Colman's multi-layered performance was recognized in the Globes' Best Actress - Musical or Comedy category, and she's picked up a handful of other awards and nominations from film critics circles and the Gotham Awards. She's another contender in search of her first Oscar nomination, after having secured a multitude of accolades (including many for her work in television) over the past several years. With The Favourite looking more and more like one of the Oscar locks (at least, in terms of nominations), support for the film should bring Colman along for the ride.
Melissa McCarthy - Can You Ever Forgive Me?
With her typical comedy schtick falling short in critical and commercial disappointments Life of the Party and The Happytime Murders, it became clear McCarthy needed a change-of-pace to get her career back on track. Fortunately for her, such a project came out at the end of 2018 in the form of Can You Ever Forgive Me?, in which McCarthy stars as Lee Israel, an author who falls into a get-rich-quick scheme by forging letters she claims to be from famous people. The film received a lot of love during its tour of the fall festivals, with McCarthy and co-star Richard E. Grant ranking as the highlights.

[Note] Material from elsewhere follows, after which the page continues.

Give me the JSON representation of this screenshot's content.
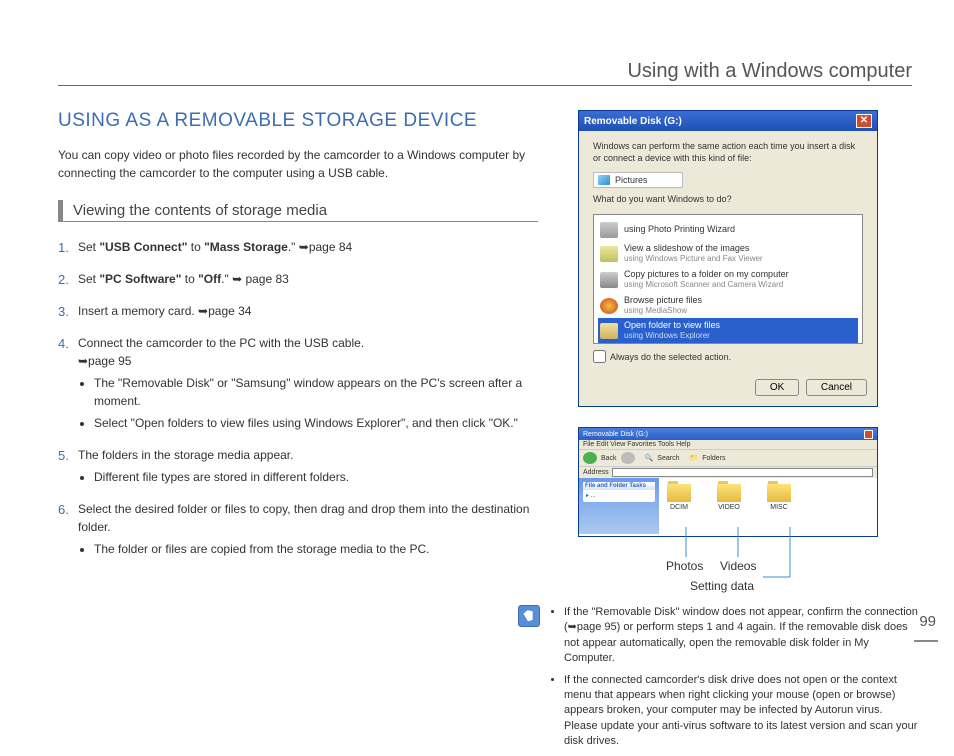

Comedic actors and actresses making the leap to more dramatic fare is a tried and true Hollywood tradition that's worked out well before (Robin Williams in Good Will Hunting, for instance). McCarthy, who received a Best Supporting Actress nomination for Bridesmaids in 2011 could be in the running for Lead Actress this time around. The film allows McCarthy to tap into her humorous sensibilities, but there's also a lot of depth and nuance for her to explore, and she more than rises to the occasion. McCarthy is already armed with a Golden Globes nomination for her efforts, and while Can You Ever Forgive Me?'s status as a Best Picture long shot may preclude her from winning, she's likely to earn another Oscar nod.